Il ministro della Transizione Ecologica Roberto Cingolani ha dato il via libera all’adesione dell’Italia alla proposta, su base volontaria, di rilascio coordinato di una quota delle proprie scorte petrolifere promossa dall’IEA, l’Agenzia internazionale dell’Energia, con un contributo di 2,041 milioni di barili – pari a 68,7 barili al giorno per 30 giorni – con l’obiettivo di ridurre il picco di prezzi a cui stiamo assistendo a seguito dell’invasione russa dell’Ucraina.
La posizione dell’Italia:
Per l’Italia si tratta di circa 277000 tonnellate di greggio che comprendono, oltre alla quantità standard stabilita, anche un ulteriore +25% a copertura della quota di quei paesi che non hanno aderito.

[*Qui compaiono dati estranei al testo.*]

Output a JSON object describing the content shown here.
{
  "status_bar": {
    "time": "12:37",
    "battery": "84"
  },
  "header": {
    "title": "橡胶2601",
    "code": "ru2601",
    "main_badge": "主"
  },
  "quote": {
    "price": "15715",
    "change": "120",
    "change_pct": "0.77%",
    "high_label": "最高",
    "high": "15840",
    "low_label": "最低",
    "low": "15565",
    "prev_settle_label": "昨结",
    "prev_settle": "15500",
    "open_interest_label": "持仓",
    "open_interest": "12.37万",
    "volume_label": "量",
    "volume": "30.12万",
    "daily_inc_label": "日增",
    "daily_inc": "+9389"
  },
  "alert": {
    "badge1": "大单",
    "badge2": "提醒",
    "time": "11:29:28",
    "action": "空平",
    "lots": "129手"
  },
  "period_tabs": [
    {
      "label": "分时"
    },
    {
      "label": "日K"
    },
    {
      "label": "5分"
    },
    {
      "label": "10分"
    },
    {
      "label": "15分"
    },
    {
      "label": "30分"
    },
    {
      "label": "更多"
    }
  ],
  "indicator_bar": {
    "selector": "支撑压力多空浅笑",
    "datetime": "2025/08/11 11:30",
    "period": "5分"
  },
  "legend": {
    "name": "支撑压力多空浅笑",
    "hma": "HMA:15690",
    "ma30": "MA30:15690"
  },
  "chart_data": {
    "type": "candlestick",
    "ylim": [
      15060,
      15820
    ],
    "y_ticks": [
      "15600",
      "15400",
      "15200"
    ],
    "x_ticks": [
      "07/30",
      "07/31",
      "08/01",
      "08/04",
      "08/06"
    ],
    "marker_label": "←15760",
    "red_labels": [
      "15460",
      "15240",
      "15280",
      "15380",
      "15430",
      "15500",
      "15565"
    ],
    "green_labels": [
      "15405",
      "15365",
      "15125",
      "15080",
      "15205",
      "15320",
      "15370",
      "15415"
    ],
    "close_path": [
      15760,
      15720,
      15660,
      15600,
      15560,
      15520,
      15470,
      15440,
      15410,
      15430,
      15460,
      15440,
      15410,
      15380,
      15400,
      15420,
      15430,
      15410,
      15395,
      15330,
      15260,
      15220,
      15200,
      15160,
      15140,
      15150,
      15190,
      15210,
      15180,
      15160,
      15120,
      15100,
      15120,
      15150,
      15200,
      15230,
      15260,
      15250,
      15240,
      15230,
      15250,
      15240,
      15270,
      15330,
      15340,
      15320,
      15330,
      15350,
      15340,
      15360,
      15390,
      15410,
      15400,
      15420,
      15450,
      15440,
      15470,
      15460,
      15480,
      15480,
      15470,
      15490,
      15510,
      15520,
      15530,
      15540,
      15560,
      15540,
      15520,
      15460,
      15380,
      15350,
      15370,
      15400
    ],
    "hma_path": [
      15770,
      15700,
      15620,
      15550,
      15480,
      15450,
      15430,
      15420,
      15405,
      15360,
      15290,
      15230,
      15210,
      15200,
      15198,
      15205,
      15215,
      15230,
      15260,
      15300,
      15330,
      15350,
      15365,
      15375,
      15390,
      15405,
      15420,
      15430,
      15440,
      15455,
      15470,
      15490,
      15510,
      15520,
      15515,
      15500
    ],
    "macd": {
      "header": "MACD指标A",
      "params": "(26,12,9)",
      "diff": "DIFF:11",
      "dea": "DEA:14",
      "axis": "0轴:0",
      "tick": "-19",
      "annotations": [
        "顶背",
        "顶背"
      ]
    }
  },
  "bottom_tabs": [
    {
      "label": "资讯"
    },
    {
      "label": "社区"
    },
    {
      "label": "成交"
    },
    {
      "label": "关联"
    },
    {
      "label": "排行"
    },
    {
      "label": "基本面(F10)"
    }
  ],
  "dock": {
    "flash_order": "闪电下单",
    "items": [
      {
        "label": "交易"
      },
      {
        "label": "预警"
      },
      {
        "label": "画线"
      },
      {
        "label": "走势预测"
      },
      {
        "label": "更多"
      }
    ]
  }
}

Decisioni rare e straordinarie:
La decisione arriva a conclusione della riunione straordinaria della IEA di cui l’Italia fa parte insieme ad altri 30 paesi. Parte dei 60 milioni totali di barili messi a disposizione potrà essere indirizzata verso l’Ucraina come aiuto concreto anche sul fronte energetico. Il prelievo coordinato è il quarto nella storia della IEA, che è stata creata nel 1974. Precedenti azioni collettive sono state intraprese nel 2011, 2005 e 1991. I membri della IEA detengono scorte di emergenza di 1,5 miliardi di barili. L’annuncio di un rilascio iniziale di 60 milioni di barili equivale a 2 milioni di barili al giorno per 30 giorni.
I consigli:
Si attendono da parte dell’Agenzia 10 punti su come i paesi europei possono ridurre la loro dipendenza dalle forniture di gas russe entro il prossimo inverno.